February – May 2010: I jump right back on the Clomid horse. This is clearly what we were missing all along. Now that my ovulation is of superior quality, we will conceive again in no time, right? And besides, aren’t you supposed to be more fertile after a miscarriage? Wrong. 3 textbook cycles and nothing. I get the name of a fertility specialist and call for an appointment. He seems to be a rockstar in his field, and can’t see us until sometime in June. Fine, I’ll probably be pregnant by then, and we will cancel, and save hundreds of dollars.

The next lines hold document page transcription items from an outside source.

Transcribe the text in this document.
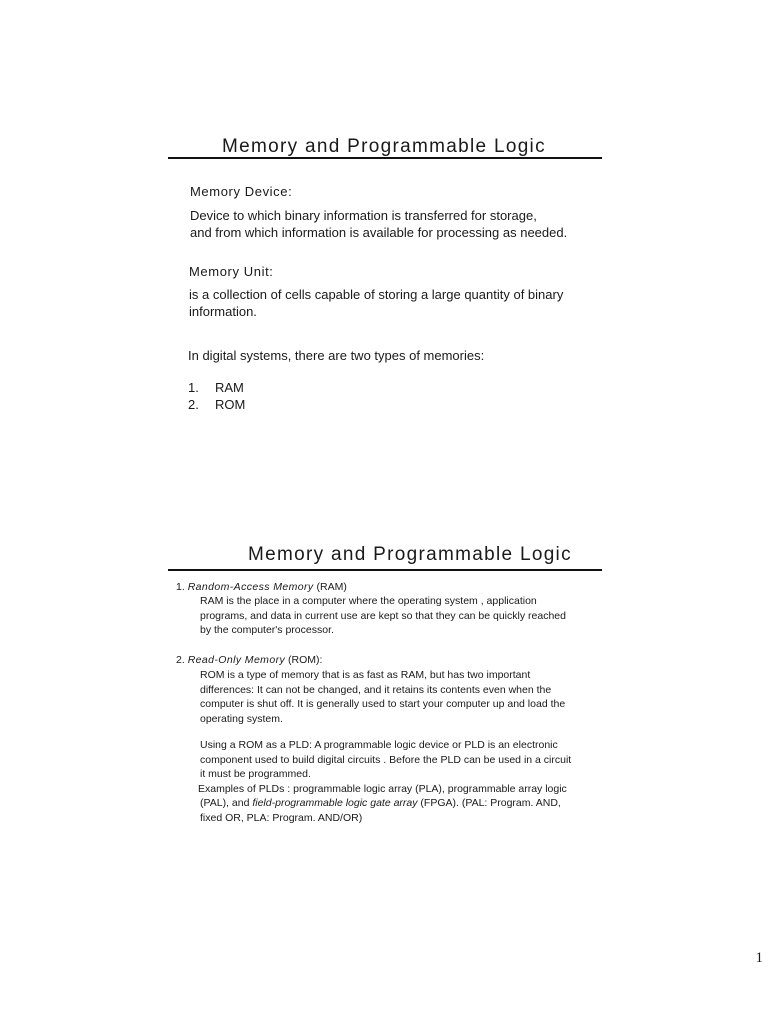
Memory and Programmable Logic

Memory Device:

Device to which binary information is transferred for storage,

and from which information is available for processing as needed.

Memory Unit:

is a collection of cells capable of storing a large quantity of binary

information.

In digital systems, there are two types of memories:

1. RAM

2. ROM

Memory and Programmable Logic

1. Random-Access Memory (RAM)

RAM is the place in a computer where the operating system , application

programs, and data in current use are kept so that they can be quickly reached

by the computer's processor.

2. Read-Only Memory (ROM):

ROM is a type of memory that is as fast as RAM, but has two important

differences: It can not be changed, and it retains its contents even when the

computer is shut off. It is generally used to start your computer up and load the

operating system.

Using a ROM as a PLD: A programmable logic device or PLD is an electronic

component used to build digital circuits . Before the PLD can be used in a circuit

it must be programmed.

Examples of PLDs : programmable logic array (PLA), programmable array logic

(PAL), and field-programmable logic gate array (FPGA). (PAL: Program. AND,

fixed OR, PLA: Program. AND/OR)

1
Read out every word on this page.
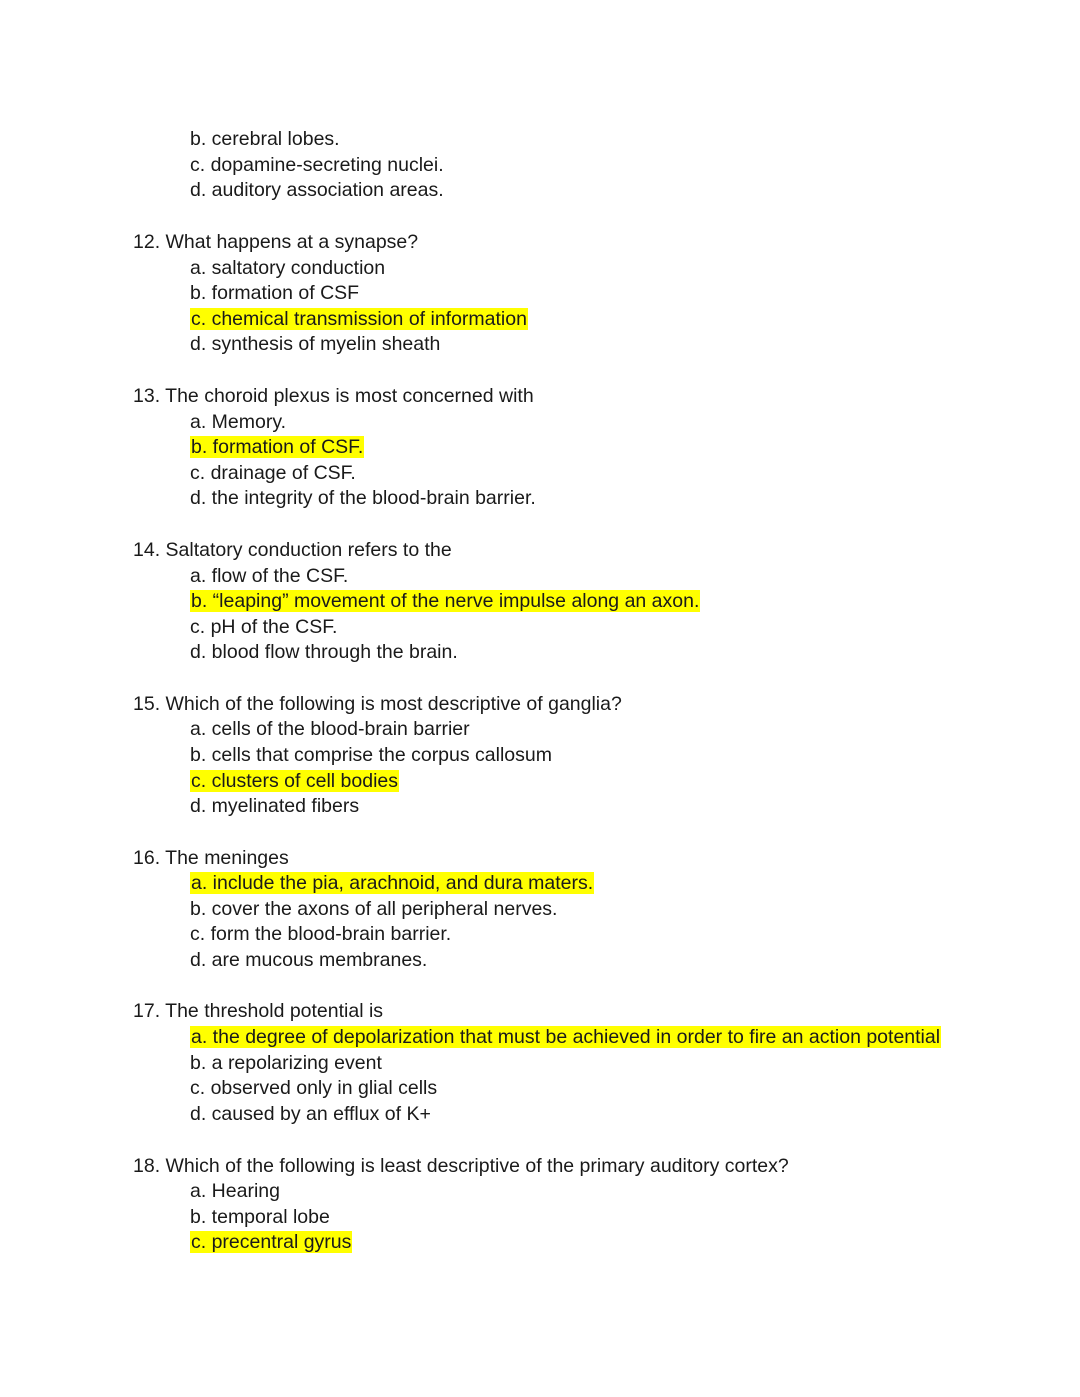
b. cerebral lobes.
c. dopamine-secreting nuclei.
d. auditory association areas.
12. What happens at a synapse?
a. saltatory conduction
b. formation of CSF
c. chemical transmission of information
d. synthesis of myelin sheath
13. The choroid plexus is most concerned with
a. Memory.
b. formation of CSF.
c. drainage of CSF.
d. the integrity of the blood-brain barrier.
14. Saltatory conduction refers to the
a. flow of the CSF.
b. “leaping” movement of the nerve impulse along an axon.
c. pH of the CSF.
d. blood flow through the brain.
15. Which of the following is most descriptive of ganglia?
a. cells of the blood-brain barrier
b. cells that comprise the corpus callosum
c. clusters of cell bodies
d. myelinated fibers
16. The meninges
a. include the pia, arachnoid, and dura maters.
b. cover the axons of all peripheral nerves.
c. form the blood-brain barrier.
d. are mucous membranes.
17. The threshold potential is
a. the degree of depolarization that must be achieved in order to fire an action potential
b. a repolarizing event
c. observed only in glial cells
d. caused by an efflux of K+
18. Which of the following is least descriptive of the primary auditory cortex?
a. Hearing
b. temporal lobe
c. precentral gyrus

June 2010: Wrong again. We are indeed going to that appointment. New doctor comes highly recommended by a friend. Her glowing recommendation fails to include the fact that he looks like a movie star.  I’m sure my husband hates him. And along with all those dashing good looks,  he does not fulfill my worst fears by telling me to go straight to IVF. He suggests 3 Clomid/IUI cycles to start, saying that he likes conception to be as natural as possible. Me too, doc. Me too. Especially when natural means cheap(er).

July 2010: After the preliminary work-up, I pass several tests with flying colors.  I have the ovaries of a 22 year old (OK, I’m exaggerating, but I’m in no danger of premature ovarian failure or diminished supply of eggs), and my tubes are clear like crystal. Sperm samples are fine, there’s a borderline morphology issue (i.e slightly higher than normal % of abnormal soldiers), but nothing we need to worry about. I get introduced to the dildocam (AKA the transvaginal ultrasound) and actually get to see two ovaries with burgeoning follicles on the screen. I am reassured. I was beginning to wonder if they were both intact.

August 2010: In the two week wait after my first IUI. Possibly the worst two week wait to date. Oh, and wait, it’s a big. fat. negative.

September 2010: And another IUI. Negative, but tortured with a cycle that’s 2 days longer than usual. IUI #3 planned for later that month, but canceled when something blew up at the medical building that houses my fertility clinic. I couldn’t make this shit up.

October 2010: BFP after “benched” cycle. Really. Thank you September heatwave that made things explode. You gave us a spontaneous conception and saved us another $1000.